Yoga offers a lot of amazing benefits: a healthy body, a calm mind, and a positive self-image to name just a few. But many wannabe yogis are sabotaging the potential for a powerful practice by committing these three common mistakes. Make sure you’re not one of them.
Mistake 1: Huffing and Puffing
The physical side of yoga is a dance between challenging ourselves and honoring the limitations of the body. Deep, rhythmic yogic breathing signifies that we’ve mastered this dance. On the other end of the spectrum, huffing and puffing are telltale signs that we’ve pushed ourselves too far.
The breath serves as a perfect system to measure our level of exertion; whether in a yoga class or during any other form of exercise. Is it smooth, causing the belly to expand, and flowing through the nose? Great. Then we haven’t pushed too hard. But if we have to inhale forcefully, if the breath is only reaching the upper body, or if we have to breath through our mouth, then we’ve overexerted ourselves.
If we don’t heed to our huffing and puffing and instead push on, we’re missing the whole point of asanas (yoga postures). Patanjali, the great forefather of classical yoga, taught yogis in his Yoga Sutras that “perfection in an asana is achieved when the effort to perform it becomes effortless and the infinite being within is reached.” The ability to relax in an asana develops steadiness of mind, and steadiness of mind is exactly what we need to progress in our yoga practice.
The second we fall into bad breathing habits we need to back off. Balasana (child’s pose) and savasana (corpse pose) are two perfect postures for giving the body a mid-class mini-rest. Pausing in these poses allows the breath and heart rate to return to normal, and gives the body a chance to pay back oxygen debt.
Mistake 2: Competing in Class
When we’re surrounded by other yogis it’s easy to get caught up in the ego’s drama. If the girl next to us is in a gravity-defying arm balance while we can barely touch our toes, it’s hard not to compare ourselves. Add all of the bendy bikini-clad yoga beauties on social media into the picture, and yoga feels more like a competition to weave ourselves into pretzels than a spiritual mission.
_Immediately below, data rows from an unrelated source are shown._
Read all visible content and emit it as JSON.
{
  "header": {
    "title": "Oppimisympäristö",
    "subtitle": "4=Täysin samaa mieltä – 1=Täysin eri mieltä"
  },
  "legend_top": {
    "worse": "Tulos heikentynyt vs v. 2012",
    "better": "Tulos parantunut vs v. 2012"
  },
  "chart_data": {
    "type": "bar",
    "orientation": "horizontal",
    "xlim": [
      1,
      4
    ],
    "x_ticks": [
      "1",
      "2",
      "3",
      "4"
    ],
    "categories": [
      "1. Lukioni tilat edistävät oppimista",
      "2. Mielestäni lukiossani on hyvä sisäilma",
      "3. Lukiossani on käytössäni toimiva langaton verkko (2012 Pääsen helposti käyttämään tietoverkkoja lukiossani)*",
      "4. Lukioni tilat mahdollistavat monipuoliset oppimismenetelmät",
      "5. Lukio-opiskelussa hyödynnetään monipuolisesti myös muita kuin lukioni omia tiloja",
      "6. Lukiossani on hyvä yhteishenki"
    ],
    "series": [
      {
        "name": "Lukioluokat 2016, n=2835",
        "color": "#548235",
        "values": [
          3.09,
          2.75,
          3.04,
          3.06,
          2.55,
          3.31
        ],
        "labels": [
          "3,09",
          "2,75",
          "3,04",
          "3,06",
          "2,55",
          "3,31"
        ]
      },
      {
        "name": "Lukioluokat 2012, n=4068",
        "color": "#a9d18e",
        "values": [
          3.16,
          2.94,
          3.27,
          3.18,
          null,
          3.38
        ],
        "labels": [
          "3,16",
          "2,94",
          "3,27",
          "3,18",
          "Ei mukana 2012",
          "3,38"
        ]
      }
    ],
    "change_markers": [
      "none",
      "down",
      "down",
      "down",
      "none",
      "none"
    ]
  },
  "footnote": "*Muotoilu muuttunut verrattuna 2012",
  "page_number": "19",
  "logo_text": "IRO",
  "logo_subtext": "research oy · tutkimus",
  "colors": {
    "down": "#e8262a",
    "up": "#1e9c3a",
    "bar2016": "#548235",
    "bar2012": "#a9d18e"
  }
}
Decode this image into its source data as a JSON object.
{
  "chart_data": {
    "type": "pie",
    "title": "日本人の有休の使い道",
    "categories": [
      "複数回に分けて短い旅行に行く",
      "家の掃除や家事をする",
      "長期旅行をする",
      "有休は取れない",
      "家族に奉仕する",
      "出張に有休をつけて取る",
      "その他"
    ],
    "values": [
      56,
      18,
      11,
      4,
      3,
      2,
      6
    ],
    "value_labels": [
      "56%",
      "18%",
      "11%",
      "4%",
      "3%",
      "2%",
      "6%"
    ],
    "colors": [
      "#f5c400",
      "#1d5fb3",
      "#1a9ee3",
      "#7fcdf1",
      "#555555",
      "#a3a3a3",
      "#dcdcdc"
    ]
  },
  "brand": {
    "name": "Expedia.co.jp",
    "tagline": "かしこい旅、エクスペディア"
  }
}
But this is certainly not the spirit of yoga. Yoga has absolutely nothing to do with competition. It’s about one person only: yourself.
Yoga is a tool for self-betterment. It’s a practice that’s meant to be individualized because we all progress at a different rate. It’s not about how many advanced poses we can do or how good our booty looks in yoga pants. It’s not about who in class can hold the longest handstand, either.
Instead, it’s about taming the ego. Getting over competition. Understanding that we are doing this practice to grow; physically, mentally and spiritually.
We can overcome the temptation to compare by accepting other yogis as our technical teachers. If they’re in an arm balance that we’ve yet to figure out, we can observe their method to emulate later rather than perceiving their dexterity as competition. And if this is too difficult, we can simply keep our eyes on our own mat, or close them altogether.
As we grow, our competitive edge gradually fades and we appreciate yoga for what it really is.
Mistake 3: Skipping Savasana
Savasana (corpse pose) is arguably the most important yoga posture. Cutting class early or even just mentally skipping out during savasana robs us of all its yummy benefits, rendering our yoga practice incomplete.
Resting in savasana has a few main purposes: it gives the heart and breath rate a chance to return to normal, it allows lactic acid buildup to be released, it enables newly unblocked prana to free-flow throughout the body, and it relieves any physical stress that we’ve acquired during practice (especially if we’ve been huffing and puffing!) In matters of the mind, savasana improves our focus and concentration, which makes for better meditation.
Savasana is not a yoga nap time but a chance to seal in all the benefits of our practice. Although many students make this mistake, we shouldn’t cut class as soon as the teacher dims the lights and puts on her mellow savasana music.
This is our cue to get comfortable and relax. It’s our chance to give the body and mind much-needed rest by observing and releasing tension and simply watching the breath. A few solid minutes here and our yoga practice is officially complete.
Check in every now and again to see if you’re making any of these three common yoga mistakes. Are you huffing and puffing, comparing yourself to the yogi next to you, or letting your mind drift in savasana? Stopping these bad habits will transform your yoga practice into one that is beautifully beneficial.